According to the University of Notre Dame's Dr. Robert Krieg, “Jesus did not speak of God turning his back to us, but said that God loves us unconditionally and relentlessly seeks to “save” us. " In Luke chapter 15, God is presented as the forgiving father who cherishes every one of His adopted sons and daughters, no matter the circumstance or offense. The following three parables from Luke chapter 15 provide examples of God’s limitless love and mercy:

The Parable of the Lost Sheep:
God is depicted as “searching” and not giving up until the lost is found. When we (the lost) are found, God does not simply stop there, but He lifts us on His shoulders and carries us home. When God arrives home with us, he calls together a community to rejoice in finding the lost, for, as Our Lord says, "there will be more joy in heaven over one sinner who repents than over ninety-nine persons who need no repentance” (Luke 15:7 RSV).

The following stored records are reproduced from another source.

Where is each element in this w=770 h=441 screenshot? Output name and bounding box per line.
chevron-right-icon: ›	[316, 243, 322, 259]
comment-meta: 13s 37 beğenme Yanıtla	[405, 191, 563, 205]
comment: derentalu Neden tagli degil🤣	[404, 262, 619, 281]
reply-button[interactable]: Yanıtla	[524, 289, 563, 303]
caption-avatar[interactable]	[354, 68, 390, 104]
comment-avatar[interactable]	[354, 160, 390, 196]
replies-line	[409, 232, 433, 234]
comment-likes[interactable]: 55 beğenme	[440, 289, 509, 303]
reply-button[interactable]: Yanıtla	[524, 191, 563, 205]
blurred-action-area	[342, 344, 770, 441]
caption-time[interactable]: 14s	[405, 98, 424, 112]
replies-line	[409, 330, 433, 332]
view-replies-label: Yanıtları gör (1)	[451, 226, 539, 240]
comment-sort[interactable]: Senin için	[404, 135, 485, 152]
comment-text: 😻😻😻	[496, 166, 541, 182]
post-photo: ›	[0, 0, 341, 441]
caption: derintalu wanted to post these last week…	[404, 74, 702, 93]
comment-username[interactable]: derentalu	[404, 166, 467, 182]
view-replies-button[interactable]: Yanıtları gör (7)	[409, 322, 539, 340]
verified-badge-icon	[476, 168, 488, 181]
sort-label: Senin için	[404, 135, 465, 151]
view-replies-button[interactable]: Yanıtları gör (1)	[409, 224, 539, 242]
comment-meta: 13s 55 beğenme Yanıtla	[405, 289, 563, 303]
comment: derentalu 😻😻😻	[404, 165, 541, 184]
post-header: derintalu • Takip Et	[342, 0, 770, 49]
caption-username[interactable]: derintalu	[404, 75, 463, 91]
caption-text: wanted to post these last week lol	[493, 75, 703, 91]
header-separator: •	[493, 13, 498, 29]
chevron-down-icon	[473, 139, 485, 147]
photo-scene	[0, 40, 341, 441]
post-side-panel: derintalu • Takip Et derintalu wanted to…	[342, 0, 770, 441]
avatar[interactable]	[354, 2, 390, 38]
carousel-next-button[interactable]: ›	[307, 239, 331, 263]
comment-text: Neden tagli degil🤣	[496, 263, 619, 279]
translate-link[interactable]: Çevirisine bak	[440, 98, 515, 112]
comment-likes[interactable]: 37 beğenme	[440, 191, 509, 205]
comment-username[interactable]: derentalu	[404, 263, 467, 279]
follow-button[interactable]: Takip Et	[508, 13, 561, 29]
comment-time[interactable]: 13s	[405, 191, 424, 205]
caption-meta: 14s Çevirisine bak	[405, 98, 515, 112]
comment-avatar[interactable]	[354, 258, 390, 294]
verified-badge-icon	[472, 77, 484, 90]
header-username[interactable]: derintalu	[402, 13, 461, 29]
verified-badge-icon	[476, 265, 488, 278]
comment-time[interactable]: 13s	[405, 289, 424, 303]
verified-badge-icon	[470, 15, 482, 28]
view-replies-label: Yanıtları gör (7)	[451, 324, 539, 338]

The Parable of the Lost Coin:
God is presented as bringing forth light and searching diligently for the lost. Again, the one lost coin is of great value in the eyes of the Father, for he calls the community together and rejoices at finding it. Our Lord states, “There is joy before the angels of God over one sinner who repents.” (Luke 15:10 RSV).

The Parable of the Lost Son:
God is presented as infinitely generous, for he takes an inheritance that should go to the older son (progenitor) and, through loving generosity, gifts it to the younger son.  Furthermore, God, the forgiving father, does not just forgive the wayward son, but the father “had compassion and ran and embraced him and kissed him” (Luke 15:20 RSV). This limitless forgiveness and love is how Jesus depicts God in all three parables.

In all three of the above parables, God’s love and forgiveness are limitless. But each parable mentions a form repentance.  Therefore, Our Lord teaches that we must first be humble, repentant, and contrite of heart in order to receive God’s infinite mercy.